The law provides that the decision of the Speaker shall be final. It bars the jurisdiction of the court. But now, things have gone beyond the Speaker. Disqualification after President’s rule is a nullity. No voting in the Assembly was allowed by the Speaker and hence no charge against Bahuguna and others for defection can be levelled against them.
The matter was naturally taken to the High Court where a single judge bench without issuing a notice to Central government, passed an ex-parte order fixing the date for a floor test to be held in the Assembly. Such a strange order had to be stayed by the division bench which will now hear both the parties from the next date.
I may, in this connection, mention a precedent in the Uttar Pradesh Assembly, on a matter of confidence vote where the Supreme Court dealt with it in a most novel way. It allowed debate in the Assembly but directed the proceedings to be televised so as to avoid any wrong presentation of what happened in the Assembly.
There is another unusual novel way for Congress to act. Under Article 356, the notification would cease to operate after expiration of 2 months unless before the expiration of that period, it has been approved by resolutions of both Houses of parliament. At present, the opposition is in a majority in the Rajya Sabha. If Congress can rely on its colleagues, why not give an embarrassing slap to the BJP in this constitutional matter and let the party face public ridicule. Of course, it is a different matter if there are chinks in the opposition – in which course naturally we will have to await the decision by the division bench to sort out this ugly mess.

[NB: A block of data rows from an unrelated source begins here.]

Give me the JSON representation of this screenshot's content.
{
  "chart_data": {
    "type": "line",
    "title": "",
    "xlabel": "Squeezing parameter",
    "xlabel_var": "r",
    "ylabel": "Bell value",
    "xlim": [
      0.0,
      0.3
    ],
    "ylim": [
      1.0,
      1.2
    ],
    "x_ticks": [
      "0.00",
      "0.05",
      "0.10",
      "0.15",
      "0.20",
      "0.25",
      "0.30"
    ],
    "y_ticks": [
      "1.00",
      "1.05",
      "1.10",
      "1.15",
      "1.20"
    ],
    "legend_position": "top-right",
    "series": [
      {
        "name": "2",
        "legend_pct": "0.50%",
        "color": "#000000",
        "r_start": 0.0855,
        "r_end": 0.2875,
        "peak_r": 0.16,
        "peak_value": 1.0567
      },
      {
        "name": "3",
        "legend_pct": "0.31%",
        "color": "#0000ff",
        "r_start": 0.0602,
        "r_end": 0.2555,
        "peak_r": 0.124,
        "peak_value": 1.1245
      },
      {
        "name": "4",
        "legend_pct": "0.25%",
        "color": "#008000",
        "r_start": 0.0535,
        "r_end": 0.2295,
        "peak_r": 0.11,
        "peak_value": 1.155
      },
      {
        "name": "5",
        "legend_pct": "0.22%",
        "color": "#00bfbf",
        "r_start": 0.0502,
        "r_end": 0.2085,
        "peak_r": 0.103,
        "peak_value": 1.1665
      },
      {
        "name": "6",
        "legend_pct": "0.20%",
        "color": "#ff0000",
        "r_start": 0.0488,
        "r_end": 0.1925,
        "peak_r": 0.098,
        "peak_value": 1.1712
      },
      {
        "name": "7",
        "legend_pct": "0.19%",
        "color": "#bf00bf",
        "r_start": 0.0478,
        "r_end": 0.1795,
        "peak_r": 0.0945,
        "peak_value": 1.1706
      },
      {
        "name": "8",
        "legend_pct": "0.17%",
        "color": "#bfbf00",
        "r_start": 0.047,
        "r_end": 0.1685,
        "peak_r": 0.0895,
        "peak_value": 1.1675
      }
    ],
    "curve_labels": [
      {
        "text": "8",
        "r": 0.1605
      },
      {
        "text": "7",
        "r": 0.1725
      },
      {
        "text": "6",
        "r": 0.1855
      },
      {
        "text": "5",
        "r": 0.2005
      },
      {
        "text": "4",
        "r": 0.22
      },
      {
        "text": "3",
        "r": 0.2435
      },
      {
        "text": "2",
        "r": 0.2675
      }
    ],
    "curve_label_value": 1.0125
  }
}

The matter is now in the court. May one still hope that both the parties who have disgraced themselves at the bar of public opinion for encouraging defection and equally resorting to money power and have given bad name to politics, show some remorse and make a joint request to the President and the Election Commission to hold fresh polls to the assembly within three months or so. If they don’t show that mutuality, may be the court in its wisdom could so direct so that an unpleasant of chapter of public chicanery can come to an end at the earliest.